- IATA: none; ICAO: none; FAA LID: 3T3;

Summary
- Airport type: Public
- Owner: Village of Boyceville
- Serves: Boyceville, Wisconsin
- Opened: October 1944
- Time zone: CST (UTC−06:00)
- • Summer (DST): CDT (UTC−05:00)
- Elevation AMSL: 967 ft (295 m)
- Coordinates: 45°2′38″N 092°1′17″W﻿ / ﻿45.04389°N 92.02139°W
- Website: Boycevillewi.com/Airport

Map
- 3T3 Location of airport in Wisconsin3T33T3 (the United States)

Runways
| Direction | Length |  | Surface |
| ft | m |
| 8/26 | 3,299 | 1,006 | Asphalt |

Statistics
- Aircraft operations (2021): 10,750
- Based aircraft (2024): 20
- Source: Federal Aviation Administration

= Boyceville Municipal Airport =

Boyceville Municipal Airport, is a village owned public use airport located in the central business district of Boyceville, Wisconsin, a village in Dunn County, Wisconsin, United States. It is included in the Federal Aviation Administration (FAA) National Plan of Integrated Airport Systems for 2025–2029, in which it is categorized as a local general aviation facility.

Although most airports in the United States use the same three-letter location identifier for the FAA and International Air Transport Association (IATA), this airport is assigned 3T3 by the FAA but has no designation from the IATA.

== Facilities and aircraft ==
Boyceville Municipal Airport covers an area of 148 acres (60 ha) at an elevation of 967 feet (295 m) above mean sea level.
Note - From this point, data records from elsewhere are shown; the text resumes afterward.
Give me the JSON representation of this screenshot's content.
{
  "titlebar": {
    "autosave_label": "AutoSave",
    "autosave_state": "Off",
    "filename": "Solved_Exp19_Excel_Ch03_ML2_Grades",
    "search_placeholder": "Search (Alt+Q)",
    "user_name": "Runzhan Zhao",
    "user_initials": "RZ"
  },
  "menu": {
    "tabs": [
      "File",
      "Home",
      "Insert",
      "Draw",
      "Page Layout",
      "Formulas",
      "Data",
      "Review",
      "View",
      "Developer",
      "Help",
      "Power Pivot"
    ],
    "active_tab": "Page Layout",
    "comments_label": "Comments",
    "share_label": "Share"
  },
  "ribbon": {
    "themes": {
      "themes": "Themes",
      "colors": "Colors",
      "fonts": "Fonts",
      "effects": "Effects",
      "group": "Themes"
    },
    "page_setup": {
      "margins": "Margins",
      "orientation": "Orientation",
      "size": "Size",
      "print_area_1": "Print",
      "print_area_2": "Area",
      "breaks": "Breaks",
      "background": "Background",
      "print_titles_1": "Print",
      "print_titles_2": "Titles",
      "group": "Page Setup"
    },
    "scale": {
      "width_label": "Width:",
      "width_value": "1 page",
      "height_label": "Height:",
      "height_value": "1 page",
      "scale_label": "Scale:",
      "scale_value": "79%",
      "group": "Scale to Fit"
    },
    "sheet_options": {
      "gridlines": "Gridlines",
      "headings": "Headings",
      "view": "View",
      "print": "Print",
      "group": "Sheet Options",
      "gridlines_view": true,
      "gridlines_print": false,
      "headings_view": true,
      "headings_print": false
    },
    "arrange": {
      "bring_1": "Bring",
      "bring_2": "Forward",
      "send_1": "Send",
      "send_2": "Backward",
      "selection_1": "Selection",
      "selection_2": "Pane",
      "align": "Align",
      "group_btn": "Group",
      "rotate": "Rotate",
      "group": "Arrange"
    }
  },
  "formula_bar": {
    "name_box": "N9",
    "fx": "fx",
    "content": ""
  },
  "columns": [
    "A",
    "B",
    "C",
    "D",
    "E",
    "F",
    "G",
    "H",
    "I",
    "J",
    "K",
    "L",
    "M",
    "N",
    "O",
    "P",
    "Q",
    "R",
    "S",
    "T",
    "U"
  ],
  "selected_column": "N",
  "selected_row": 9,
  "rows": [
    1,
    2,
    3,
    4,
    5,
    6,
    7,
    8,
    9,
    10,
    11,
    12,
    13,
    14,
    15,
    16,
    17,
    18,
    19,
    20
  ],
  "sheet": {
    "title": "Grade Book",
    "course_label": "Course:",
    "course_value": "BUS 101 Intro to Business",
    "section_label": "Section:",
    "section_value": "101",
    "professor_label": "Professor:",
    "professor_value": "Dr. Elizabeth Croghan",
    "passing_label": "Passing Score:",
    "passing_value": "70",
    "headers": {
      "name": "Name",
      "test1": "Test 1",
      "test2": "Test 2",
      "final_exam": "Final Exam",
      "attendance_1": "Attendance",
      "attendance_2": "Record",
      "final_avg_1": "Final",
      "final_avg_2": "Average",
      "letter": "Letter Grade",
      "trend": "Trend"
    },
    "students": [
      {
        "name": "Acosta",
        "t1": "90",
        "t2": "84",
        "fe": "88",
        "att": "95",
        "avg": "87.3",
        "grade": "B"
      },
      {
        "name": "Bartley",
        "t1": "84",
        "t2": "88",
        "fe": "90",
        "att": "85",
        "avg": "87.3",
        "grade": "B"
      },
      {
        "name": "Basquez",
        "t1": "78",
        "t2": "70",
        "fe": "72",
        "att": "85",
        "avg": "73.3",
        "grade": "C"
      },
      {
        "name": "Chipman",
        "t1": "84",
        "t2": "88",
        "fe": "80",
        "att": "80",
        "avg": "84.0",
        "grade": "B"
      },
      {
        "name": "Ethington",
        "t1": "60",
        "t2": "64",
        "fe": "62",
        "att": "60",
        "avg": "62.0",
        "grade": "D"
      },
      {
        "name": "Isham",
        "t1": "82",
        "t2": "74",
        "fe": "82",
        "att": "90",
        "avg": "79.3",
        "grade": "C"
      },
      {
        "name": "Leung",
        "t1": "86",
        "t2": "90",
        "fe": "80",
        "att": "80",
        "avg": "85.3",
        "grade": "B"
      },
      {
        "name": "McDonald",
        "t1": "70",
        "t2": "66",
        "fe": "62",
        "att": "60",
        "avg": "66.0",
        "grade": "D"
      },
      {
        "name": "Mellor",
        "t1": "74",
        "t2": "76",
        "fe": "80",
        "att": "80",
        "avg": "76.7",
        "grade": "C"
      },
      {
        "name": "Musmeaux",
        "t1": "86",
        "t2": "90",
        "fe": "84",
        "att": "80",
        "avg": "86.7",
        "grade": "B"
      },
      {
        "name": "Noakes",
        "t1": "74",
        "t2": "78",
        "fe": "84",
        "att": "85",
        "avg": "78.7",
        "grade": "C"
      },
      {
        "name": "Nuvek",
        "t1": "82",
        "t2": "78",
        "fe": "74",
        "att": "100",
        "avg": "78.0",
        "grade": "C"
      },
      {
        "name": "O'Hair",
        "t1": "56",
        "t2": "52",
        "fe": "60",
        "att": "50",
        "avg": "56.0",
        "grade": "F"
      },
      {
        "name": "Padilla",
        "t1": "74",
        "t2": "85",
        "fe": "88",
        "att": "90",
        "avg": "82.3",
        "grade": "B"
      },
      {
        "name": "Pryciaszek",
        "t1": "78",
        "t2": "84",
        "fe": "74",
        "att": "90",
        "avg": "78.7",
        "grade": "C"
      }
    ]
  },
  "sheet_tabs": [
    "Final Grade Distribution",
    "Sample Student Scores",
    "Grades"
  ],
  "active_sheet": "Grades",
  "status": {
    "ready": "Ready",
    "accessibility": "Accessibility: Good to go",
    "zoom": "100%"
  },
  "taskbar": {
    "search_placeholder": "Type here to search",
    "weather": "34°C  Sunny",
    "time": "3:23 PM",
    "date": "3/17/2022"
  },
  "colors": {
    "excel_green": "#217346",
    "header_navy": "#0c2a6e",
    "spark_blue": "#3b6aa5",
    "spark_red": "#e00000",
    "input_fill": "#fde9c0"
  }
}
It has one runway: 8/26, which is 3,299 by 60 feet (1,006 x 18 m) with an asphalt surface.

For the 12-month period ending July 30, 2021, the airport had 10,750 aircraft operations, an average of 29 per day: 96% general aviation, 4% military and less than 1% air taxi.
In August 2024, there were 20 aircraft based at this airport: all 20 single-engine.